Loretta Lynch would be the first African-American woman to serve as Attorney General. Is that the problem? She deserves and should have been judged on her own merit. She is not President Obama nor is she Attorney General Eric Holder.

U.S. Rep. Alma Adams, North Carolina District 12


Swift confirmation

 To the Editor: 

President Obama’s nominee for attorney general, Loretta Lynch, currently serves as the United States Attorney for the Eastern District of New York and, if confirmed, would be the first African-American woman to fill the role of attorney general of the United States.

Lynch is a fully-qualified candidate to serve in the role of Attorney General, and the Senate should cause no delay in confirming her to this position.

Lynch has a proven track record as a prosecutor and civil servant. Born in the dawn of integration in North Carolina to a librarian and Baptist minister, Lynch’s personal narrative has informed her service to the public in her current role as a U.S. Attorney and instilled in her a necessary commitment to addressing the civil rights issues of our day. The Senate has previously confirmed her appointment as a U.S. Attorney, which bodes as a strong indication of her credibility, veracity and service.

The United States will be well-served with Loretta Lynch as our attorney general. The Senate should acknowledge this and confirm her without hesitation.

The American people deserve a chief law enforcement officer of the federal government who follows the principles of fundamental fairness and equal justice under the law. Loretta Lynch will do just that as our attorney general.

Advancement Project works with grassroots partners across the nation who are fighting the civil rights battles of our era on the ground every day. From fighting modern day voter suppression tactics, to demanding an end to the school-to-prison pipeline and police militarization in communities of color – these civil rights champions deserve an executive in our Justice Department who will remain unrelenting in eliminating racial injustices. The Senate should do the right thing by the American people and confirm Loretta Lynch as Attorney General of the United States.

Co-Directors Judith Browne Dianis and Penda Hair, Advancement Project, a multi-racial civil rights organization.


Contact lawmakers about UNC Board

 To the Editor:                               

In your editorial “HBCUs Need New Advocate on UNC Board,” who will apply to serve on the UNC Board of Governors?”

You stated that “We hope it will be people who will speak up for the HBCUs and work to stop the move to end a valuable part of Black History.”

Let’s examine the people presently serving on the Board.

The UNC Board of Governors has 32 voting members in which three are ex-officio members.  Twenty-nine are registered Republicans, four are Democrats and two are registered unaffiliated.  One of the board members does not live in North Carolina.

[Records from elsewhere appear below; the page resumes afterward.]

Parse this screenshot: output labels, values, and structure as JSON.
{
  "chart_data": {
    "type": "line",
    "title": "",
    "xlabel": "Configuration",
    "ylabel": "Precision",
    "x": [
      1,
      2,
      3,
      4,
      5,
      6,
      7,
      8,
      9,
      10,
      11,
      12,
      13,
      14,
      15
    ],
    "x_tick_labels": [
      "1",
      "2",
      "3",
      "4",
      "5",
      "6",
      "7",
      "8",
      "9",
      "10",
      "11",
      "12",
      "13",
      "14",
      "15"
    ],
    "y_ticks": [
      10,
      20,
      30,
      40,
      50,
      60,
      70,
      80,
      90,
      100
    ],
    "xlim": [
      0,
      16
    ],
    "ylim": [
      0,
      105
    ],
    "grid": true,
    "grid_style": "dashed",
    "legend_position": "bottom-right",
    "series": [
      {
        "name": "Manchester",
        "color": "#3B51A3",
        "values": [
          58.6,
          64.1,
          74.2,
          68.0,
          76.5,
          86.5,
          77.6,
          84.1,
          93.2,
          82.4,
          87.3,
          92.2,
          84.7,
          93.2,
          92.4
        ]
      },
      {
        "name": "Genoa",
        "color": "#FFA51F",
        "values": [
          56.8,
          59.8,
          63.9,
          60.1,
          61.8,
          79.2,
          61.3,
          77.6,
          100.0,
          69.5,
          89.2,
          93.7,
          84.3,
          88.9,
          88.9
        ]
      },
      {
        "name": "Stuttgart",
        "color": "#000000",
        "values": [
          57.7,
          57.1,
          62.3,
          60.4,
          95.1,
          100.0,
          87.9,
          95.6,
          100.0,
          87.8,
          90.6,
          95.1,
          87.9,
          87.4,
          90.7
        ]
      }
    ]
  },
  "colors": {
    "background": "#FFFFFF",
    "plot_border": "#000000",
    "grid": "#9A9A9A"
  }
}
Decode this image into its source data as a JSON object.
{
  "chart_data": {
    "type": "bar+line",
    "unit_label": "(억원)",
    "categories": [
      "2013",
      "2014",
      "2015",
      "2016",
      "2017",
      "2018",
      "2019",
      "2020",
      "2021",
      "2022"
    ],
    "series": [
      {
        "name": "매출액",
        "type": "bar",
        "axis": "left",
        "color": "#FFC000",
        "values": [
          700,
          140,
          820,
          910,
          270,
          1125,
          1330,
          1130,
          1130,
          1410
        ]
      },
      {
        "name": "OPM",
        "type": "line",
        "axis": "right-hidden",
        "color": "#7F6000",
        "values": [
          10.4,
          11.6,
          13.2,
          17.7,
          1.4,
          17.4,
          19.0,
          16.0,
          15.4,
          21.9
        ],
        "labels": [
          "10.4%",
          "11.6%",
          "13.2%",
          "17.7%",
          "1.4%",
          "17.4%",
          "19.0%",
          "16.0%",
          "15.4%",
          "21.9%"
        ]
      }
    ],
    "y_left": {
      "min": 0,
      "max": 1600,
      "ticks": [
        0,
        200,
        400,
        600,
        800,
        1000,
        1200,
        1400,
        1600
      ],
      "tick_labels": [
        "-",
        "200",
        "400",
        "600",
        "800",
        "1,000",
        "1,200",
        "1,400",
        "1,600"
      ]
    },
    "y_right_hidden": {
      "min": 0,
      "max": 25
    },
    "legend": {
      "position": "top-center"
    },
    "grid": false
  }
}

There are seven white females and two African Americans.

One is a registered Republican, the other is a registered unaffiliated, which probably means she is a Republican.

Seventeen of the (32) Board members graduated from the University of North Carolina at Chapel Hill.

NOT ONE OF THE 32 MEMBERS ATTENDED an HBCU SCHOOL, including the two African -American members.

One attended UNC and the other one attended North Carolina State University and Duke University’s School of Law.  Most of the board members are businessmen.

Although the 32 voting members of the UNC Board of Governors are elected by the General Assembly for four year terms and the General Assembly is controlled by Republicans.

African-Americans, especially Alumnus from the HBCU institutions should contact their local representatives and voice their concerns loud and clear to put members on the Board that represent the population of the state.

Conversely, this is the first time in almost twenty years that only two African Americans have been on the board and one of the few times that there was not a board member that graduated from an HBCU institution.

There have been at one time, as many as seven African-Americans on the UNC Board of Governors.